Wyrokiem z dnia 16 września 2008 r. Sąd Okręgowy w Toruniu w sprawie IC 455/07 zasądził od pozwanych J. W. oraz od R. W. na rzecz syndyka masy upadłości R. D. kwotę 126.200 zł tytułem aktualnej wartości przedmiotowej nieruchomości sprzedanej pozwanej F., własność której uzyskali nieodpłatnie od upadłego w ciągu roku przed złożeniem wniosku o ogłoszenie upadłości. Natomiast aktem notarialnym z dnia 15 października 2009 r. warunkową umową sprzedaży G. F. sprzedała przedmiotową nieruchomość J. D. – żonie R. D.. Ze wskazanej nieruchomości przez cały czas korzysta R. D..

W konsekwencji przechowywania środków pieniężnych poza systemem bankowym G. F. utraciła odsetki w kwocie minimum 840 zł, a pozwani J. W. utracili z tego tytułu minimum 5880 zł.

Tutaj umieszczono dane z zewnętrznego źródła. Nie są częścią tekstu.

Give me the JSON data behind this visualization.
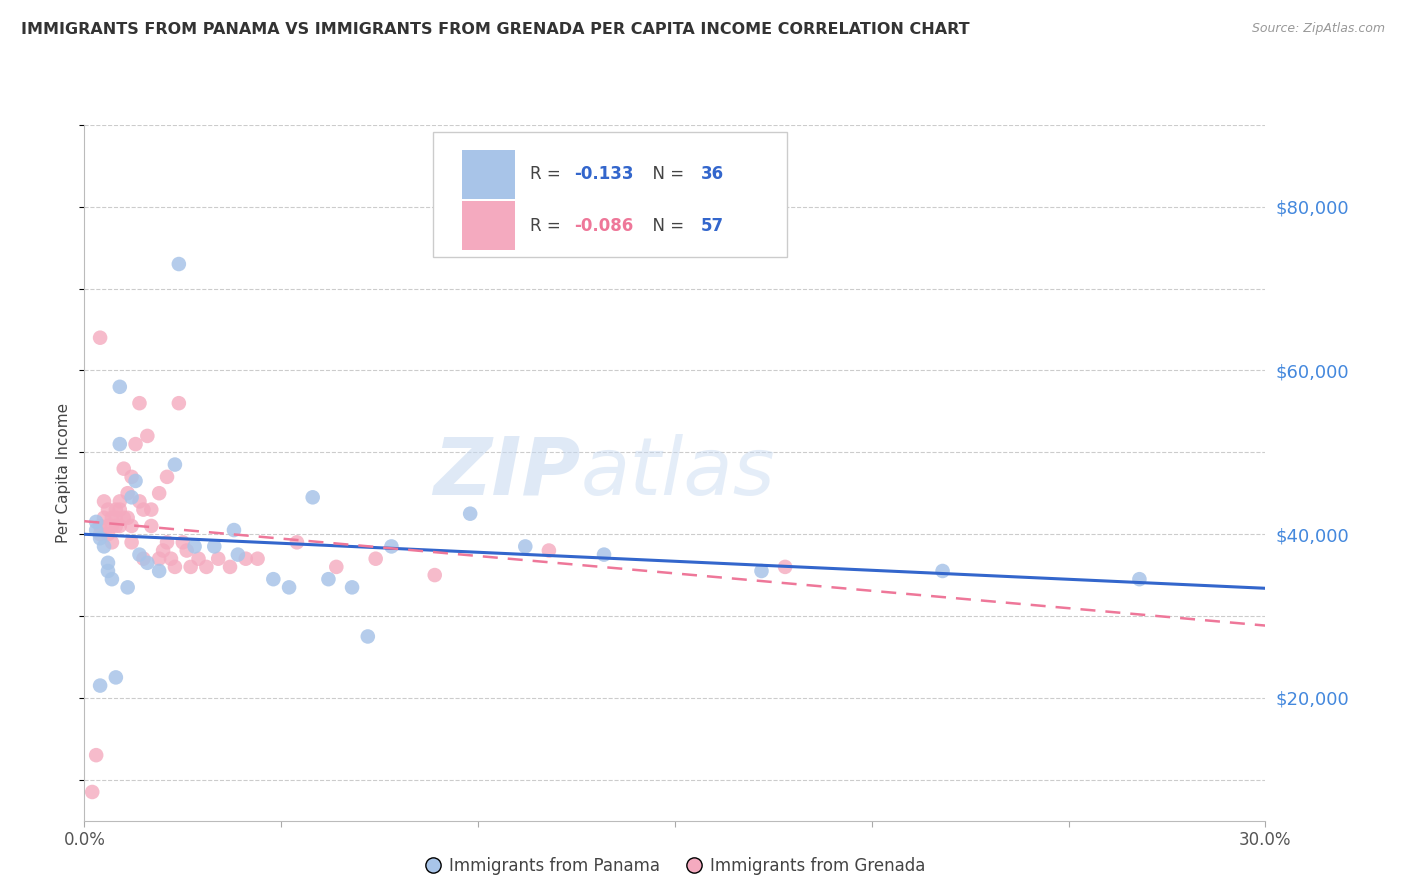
{
  "title": "IMMIGRANTS FROM PANAMA VS IMMIGRANTS FROM GRENADA PER CAPITA INCOME CORRELATION CHART",
  "source": "Source: ZipAtlas.com",
  "ylabel": "Per Capita Income",
  "xlim": [
    0.0,
    0.3
  ],
  "ylim": [
    5000,
    90000
  ],
  "yticks": [
    20000,
    40000,
    60000,
    80000
  ],
  "ytick_labels": [
    "$20,000",
    "$40,000",
    "$60,000",
    "$80,000"
  ],
  "xticks": [
    0.0,
    0.05,
    0.1,
    0.15,
    0.2,
    0.25,
    0.3
  ],
  "xtick_labels": [
    "0.0%",
    "",
    "",
    "",
    "",
    "",
    "30.0%"
  ],
  "panama_color": "#A8C4E8",
  "grenada_color": "#F4AABF",
  "panama_line_color": "#3366CC",
  "grenada_line_color": "#EE7799",
  "legend_label_panama": "Immigrants from Panama",
  "legend_label_grenada": "Immigrants from Grenada",
  "watermark_zip": "ZIP",
  "watermark_atlas": "atlas",
  "panama_x": [
    0.004,
    0.008,
    0.024,
    0.009,
    0.003,
    0.003,
    0.004,
    0.005,
    0.006,
    0.006,
    0.007,
    0.009,
    0.011,
    0.012,
    0.013,
    0.014,
    0.016,
    0.019,
    0.023,
    0.028,
    0.033,
    0.038,
    0.039,
    0.048,
    0.052,
    0.058,
    0.062,
    0.068,
    0.072,
    0.078,
    0.098,
    0.112,
    0.132,
    0.172,
    0.218,
    0.268
  ],
  "panama_y": [
    21500,
    22500,
    73000,
    58000,
    41500,
    40500,
    39500,
    38500,
    36500,
    35500,
    34500,
    51000,
    33500,
    44500,
    46500,
    37500,
    36500,
    35500,
    48500,
    38500,
    38500,
    40500,
    37500,
    34500,
    33500,
    44500,
    34500,
    33500,
    27500,
    38500,
    42500,
    38500,
    37500,
    35500,
    35500,
    34500
  ],
  "grenada_x": [
    0.002,
    0.003,
    0.004,
    0.004,
    0.005,
    0.005,
    0.006,
    0.006,
    0.006,
    0.007,
    0.007,
    0.007,
    0.008,
    0.008,
    0.008,
    0.009,
    0.009,
    0.009,
    0.01,
    0.01,
    0.011,
    0.011,
    0.012,
    0.012,
    0.012,
    0.013,
    0.014,
    0.014,
    0.015,
    0.015,
    0.016,
    0.017,
    0.017,
    0.019,
    0.019,
    0.02,
    0.021,
    0.021,
    0.022,
    0.023,
    0.024,
    0.025,
    0.026,
    0.027,
    0.029,
    0.031,
    0.034,
    0.037,
    0.041,
    0.044,
    0.054,
    0.064,
    0.074,
    0.089,
    0.118,
    0.178,
    0.004
  ],
  "grenada_y": [
    8500,
    13000,
    41000,
    40000,
    44000,
    42000,
    43000,
    41000,
    40000,
    42000,
    41000,
    39000,
    43000,
    42000,
    41000,
    44000,
    43000,
    41000,
    48000,
    42000,
    45000,
    42000,
    47000,
    41000,
    39000,
    51000,
    56000,
    44000,
    43000,
    37000,
    52000,
    43000,
    41000,
    45000,
    37000,
    38000,
    47000,
    39000,
    37000,
    36000,
    56000,
    39000,
    38000,
    36000,
    37000,
    36000,
    37000,
    36000,
    37000,
    37000,
    39000,
    36000,
    37000,
    35000,
    38000,
    36000,
    64000
  ]
}
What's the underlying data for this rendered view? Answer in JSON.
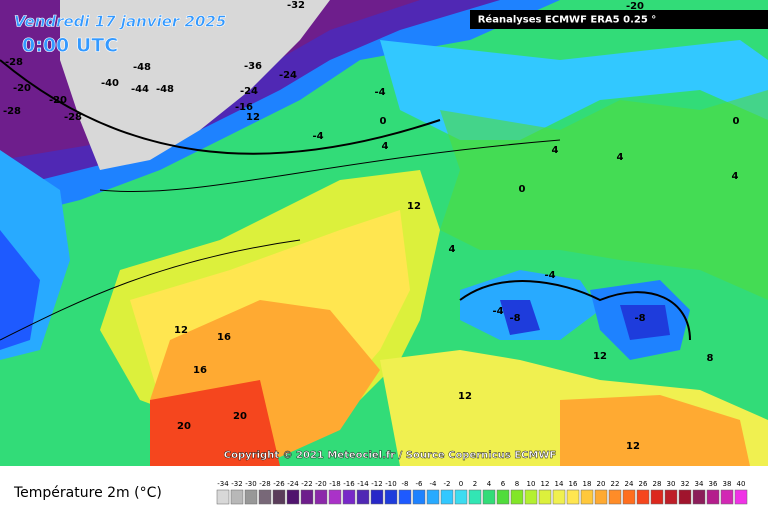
{
  "header": {
    "date": "Vendredi 17 janvier 2025",
    "time": "0:00 UTC",
    "source": "Réanalyses ECMWF ERA5 0.25 °"
  },
  "map": {
    "copyright": "Copyright © 2021 Meteociel.fr / Source Copernicus ECMWF",
    "labels": [
      "-32",
      "-20",
      "-28",
      "-20",
      "-20",
      "-28",
      "-28",
      "-48",
      "-40",
      "-44",
      "-48",
      "-36",
      "-24",
      "-24",
      "-16",
      "12",
      "-4",
      "0",
      "4",
      "-4",
      "4",
      "4",
      "0",
      "12",
      "4",
      "-4",
      "-4",
      "-8",
      "-8",
      "12",
      "16",
      "16",
      "20",
      "20",
      "12",
      "12",
      "4",
      "8",
      "0",
      "12"
    ]
  },
  "legend": {
    "title": "Température 2m (°C)",
    "scale": [
      -34,
      -32,
      -30,
      -28,
      -26,
      -24,
      -22,
      -20,
      -18,
      -16,
      -14,
      -12,
      -10,
      -8,
      -6,
      -4,
      -2,
      0,
      2,
      4,
      6,
      8,
      10,
      12,
      14,
      16,
      18,
      20,
      22,
      24,
      26,
      28,
      30,
      32,
      34,
      36,
      38,
      40
    ],
    "colors": [
      "#d8d8d8",
      "#b8b8b8",
      "#989898",
      "#786878",
      "#5a3c5a",
      "#50146e",
      "#6e1e8c",
      "#8c28aa",
      "#aa32c8",
      "#7828c8",
      "#5028b4",
      "#2828c8",
      "#1e3cdc",
      "#1e5aff",
      "#1e82ff",
      "#28aaff",
      "#32c8ff",
      "#3cdcf0",
      "#32e6b4",
      "#32dc78",
      "#50dc3c",
      "#82e628",
      "#b4f032",
      "#dcf03c",
      "#f0f050",
      "#ffe650",
      "#ffc83c",
      "#ffaa32",
      "#ff8c28",
      "#ff6e1e",
      "#f5461e",
      "#dc281e",
      "#be1e28",
      "#a0142d",
      "#8c1e5a",
      "#b41e8c",
      "#d228b4",
      "#f032e6"
    ]
  }
}
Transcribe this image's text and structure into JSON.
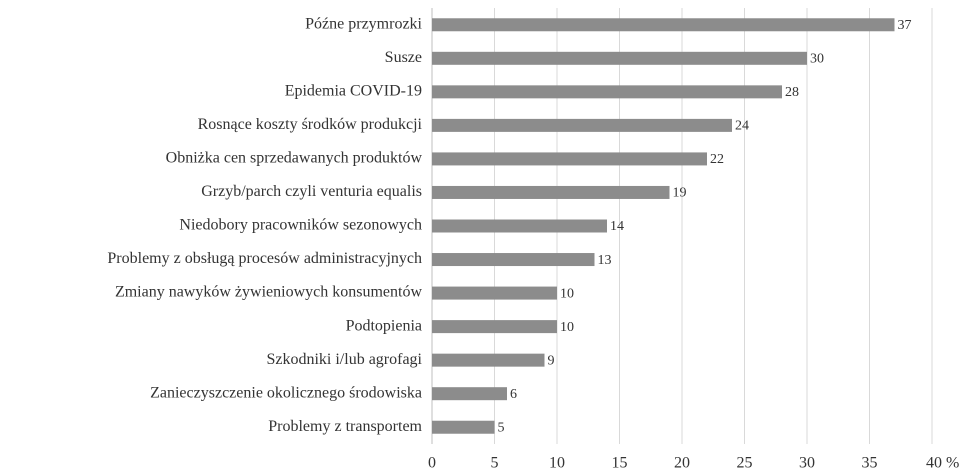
{
  "chart_data": {
    "type": "bar",
    "orientation": "horizontal",
    "categories": [
      "Późne przymrozki",
      "Susze",
      "Epidemia COVID-19",
      "Rosnące koszty środków produkcji",
      "Obniżka cen sprzedawanych produktów",
      "Grzyb/parch czyli venturia equalis",
      "Niedobory pracowników sezonowych",
      "Problemy z obsługą procesów administracyjnych",
      "Zmiany nawyków żywieniowych konsumentów",
      "Podtopienia",
      "Szkodniki i/lub agrofagi",
      "Zanieczyszczenie okolicznego środowiska",
      "Problemy z transportem"
    ],
    "values": [
      37,
      30,
      28,
      24,
      22,
      19,
      14,
      13,
      10,
      10,
      9,
      6,
      5
    ],
    "color": "#8c8c8c",
    "xlim": [
      0,
      40
    ],
    "xticks": [
      0,
      5,
      10,
      15,
      20,
      25,
      30,
      35,
      {
        "value": 40,
        "label": "40 %"
      }
    ],
    "grid": true
  }
}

Powyższy stan faktyczny Sąd Rejonowy ustalił w oparciu o zeznania świadków, zalegające w aktach dokumenty, twierdzenia stron. Sąd Rejonowy częściowo odmówił wiarygodności twierdzeniom R. D. i J. F. oraz pozwanych w części dotyczącej okoliczności i motywów zawierania poszczególnych umów przenoszących własność spornej nieruchomości. Wstępnie Sąd I instancji zauważył, że wprawdzie nie jest przedmiotem analizy umowa darowizny nieruchomości zawarta między R. D. a małżonkami W., nie ulega jednak wątpliwości, iż nie było zamiarem darczyńcy przeniesienie własności nieruchomości i zapewnienie pozwanym mieszkania, lecz dążenie do ukrycia posiadanego majątku przed złożeniem wniosku o ogłoszenie upadłości.

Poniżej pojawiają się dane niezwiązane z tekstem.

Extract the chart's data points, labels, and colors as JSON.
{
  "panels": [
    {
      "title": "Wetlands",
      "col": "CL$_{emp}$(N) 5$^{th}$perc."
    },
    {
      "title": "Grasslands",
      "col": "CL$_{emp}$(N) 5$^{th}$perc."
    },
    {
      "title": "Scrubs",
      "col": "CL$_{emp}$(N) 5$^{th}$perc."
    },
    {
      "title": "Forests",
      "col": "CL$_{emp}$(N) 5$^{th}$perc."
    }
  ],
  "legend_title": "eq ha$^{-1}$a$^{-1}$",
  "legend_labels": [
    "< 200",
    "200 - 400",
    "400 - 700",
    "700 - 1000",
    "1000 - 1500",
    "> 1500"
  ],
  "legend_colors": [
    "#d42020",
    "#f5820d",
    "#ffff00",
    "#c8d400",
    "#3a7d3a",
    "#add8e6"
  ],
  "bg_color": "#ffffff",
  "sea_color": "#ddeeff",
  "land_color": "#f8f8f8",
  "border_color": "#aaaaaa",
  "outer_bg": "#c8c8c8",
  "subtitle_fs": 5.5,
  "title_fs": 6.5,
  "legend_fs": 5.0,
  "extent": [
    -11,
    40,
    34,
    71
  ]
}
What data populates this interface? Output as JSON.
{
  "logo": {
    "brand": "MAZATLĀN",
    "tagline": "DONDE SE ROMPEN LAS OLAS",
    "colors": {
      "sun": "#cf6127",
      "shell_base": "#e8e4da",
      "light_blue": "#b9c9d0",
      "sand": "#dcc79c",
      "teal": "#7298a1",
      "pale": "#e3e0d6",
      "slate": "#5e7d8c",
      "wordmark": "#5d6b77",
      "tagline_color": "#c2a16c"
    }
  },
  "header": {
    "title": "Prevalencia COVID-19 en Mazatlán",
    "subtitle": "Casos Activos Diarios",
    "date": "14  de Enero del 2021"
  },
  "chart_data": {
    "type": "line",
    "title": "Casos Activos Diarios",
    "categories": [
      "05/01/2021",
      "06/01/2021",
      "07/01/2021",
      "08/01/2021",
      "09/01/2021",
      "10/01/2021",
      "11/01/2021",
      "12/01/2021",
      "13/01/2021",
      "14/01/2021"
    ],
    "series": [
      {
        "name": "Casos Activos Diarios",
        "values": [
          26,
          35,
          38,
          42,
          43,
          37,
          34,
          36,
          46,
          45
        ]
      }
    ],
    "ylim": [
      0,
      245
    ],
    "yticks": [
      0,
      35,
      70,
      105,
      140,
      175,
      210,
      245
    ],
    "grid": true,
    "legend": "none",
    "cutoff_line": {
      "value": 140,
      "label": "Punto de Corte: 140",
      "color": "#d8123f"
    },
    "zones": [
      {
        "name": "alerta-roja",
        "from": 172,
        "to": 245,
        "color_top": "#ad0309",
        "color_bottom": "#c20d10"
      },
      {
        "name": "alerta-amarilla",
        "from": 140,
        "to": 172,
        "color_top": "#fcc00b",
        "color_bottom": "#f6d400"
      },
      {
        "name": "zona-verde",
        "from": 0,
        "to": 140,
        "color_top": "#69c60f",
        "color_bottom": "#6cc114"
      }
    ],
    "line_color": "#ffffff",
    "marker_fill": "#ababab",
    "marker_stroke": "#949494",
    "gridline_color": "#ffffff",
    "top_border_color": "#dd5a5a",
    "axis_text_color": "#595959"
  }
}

Zeznania świadka J. F. i pozwanej G. F. w odniesieniu do okoliczności nabycia od małż. W. nieruchomości Sąd Rejonowy uznał za naiwne. W ocenie Sądu Rejonowego nie korespondowało z doświadczeniem życiowym zachowanie pozwanej, która po sprzedaży mieszkania w T. część uzyskanych środków przechowuje w domu, część lokuje na rachunku męża i gromadząc potrzebne pieniądze na zakup mieszkania od W. wybiera z konta J. F. osobiście lub posługując się świadkiem małe kwoty pieniędzy w różnych terminach. Jednocześnie na jej koncie bankowym widnieje debet, który implikuje konieczność zapłaty karnych odsetek, środki pieniężne deponowane w domu nie przynoszą zaś stosownych pożytków. Następnie tak zgromadzoną kwotę pieniędzy wręcza małż. W. przed podpisaniem aktu notarialnego bez jakiegokolwiek pokwitowania. W ocenie Sądu Rejonowego zachowanie pozwanej kłóci się z praktykami spotykanymi w obrocie. Za mijające się z prawdą uznał też twierdzenia pozwanej, że nieruchomość chciała zakupić na rzecz swojego syna.

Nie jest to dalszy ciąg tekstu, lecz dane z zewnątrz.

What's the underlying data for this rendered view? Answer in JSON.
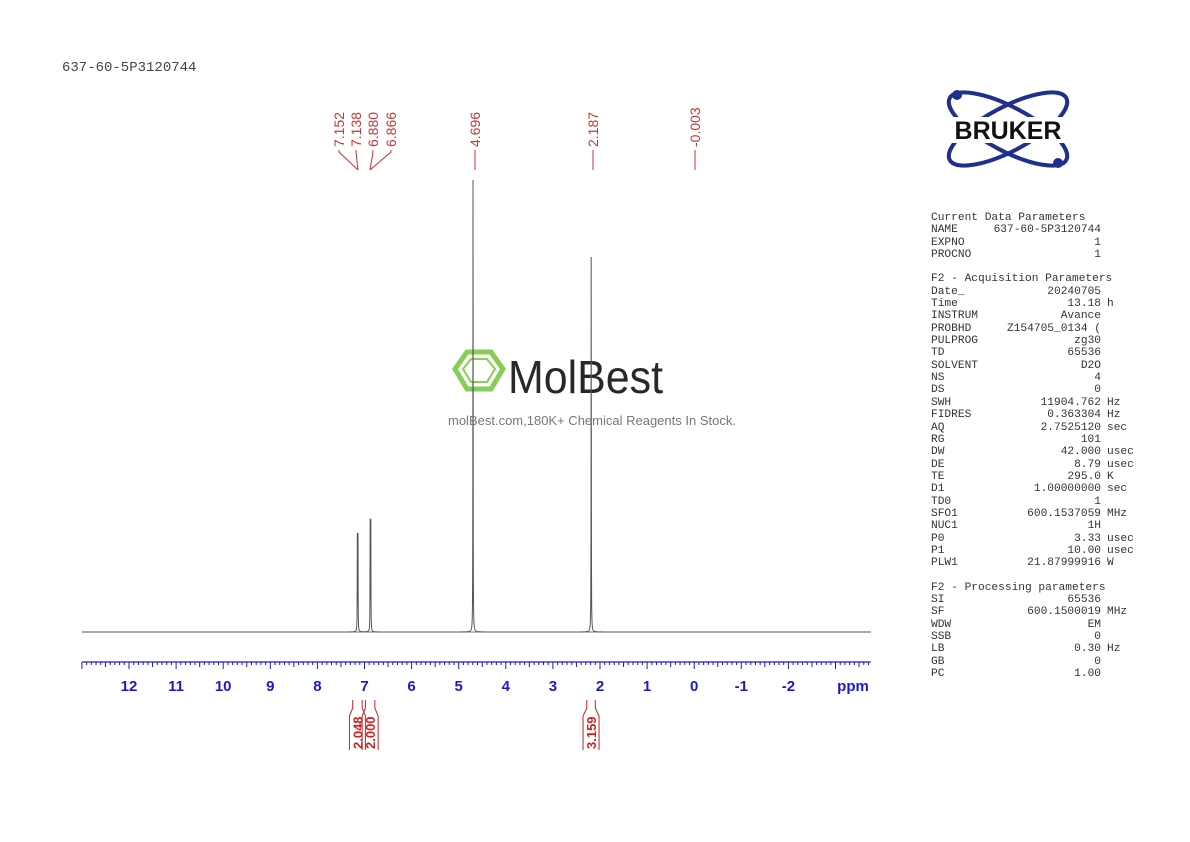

Za niewiarygodne i nielogiczne Sąd Rejonowy uznał twierdzenia J. W. i R. W. na okoliczność transakcji dokonanej z G. F.. W ocenie tegoż Sądu małż. W. nie otrzymali kwoty 120.000 zł od G. F.. Gdyby było inaczej, przeznaczyliby je na zakup mieszkania w P..

Z powyższych względów Sąd Rejonowy uznał, iż umowa zawarta pomiędzy G. F. a małż. W. była umową pozorną (83 kc).

W dalszej kolejności Sąd Rejonowy zważył, że zgodnie z art. 199a ustawy z dnia 29 sierpnia 1997 r. ordynacja podatkowa wynika:

§ 1. Organ podatkowy dokonując ustalenia treści czynności prawnej, uwzględnia zgodny zamiar stron i cel czynności, a nie tylko dosłowne brzmienie oświadczeń woli złożonych przez strony czynności.

§ 2. Jeżeli pod pozorem dokonania czynności prawnej dokonano innej czynności prawnej, skutki podatkowe wywodzi się z ukrytej czynności prawnej.

§ 3. Jeżeli z dowodów zgromadzonych w toku postepowania, w szczególności zeznań strony, chyba że strona odmawia składania zeznań, wynikają wątpliwości co do istnienia lub nieistnienia stosunku prawnego lub prawa, z którym związane są skutki podatkowe, organ podatkowy występuje do Sądu powszechnego o ustalenie istnienia lub nieistnienia tego stosunku lub prawa.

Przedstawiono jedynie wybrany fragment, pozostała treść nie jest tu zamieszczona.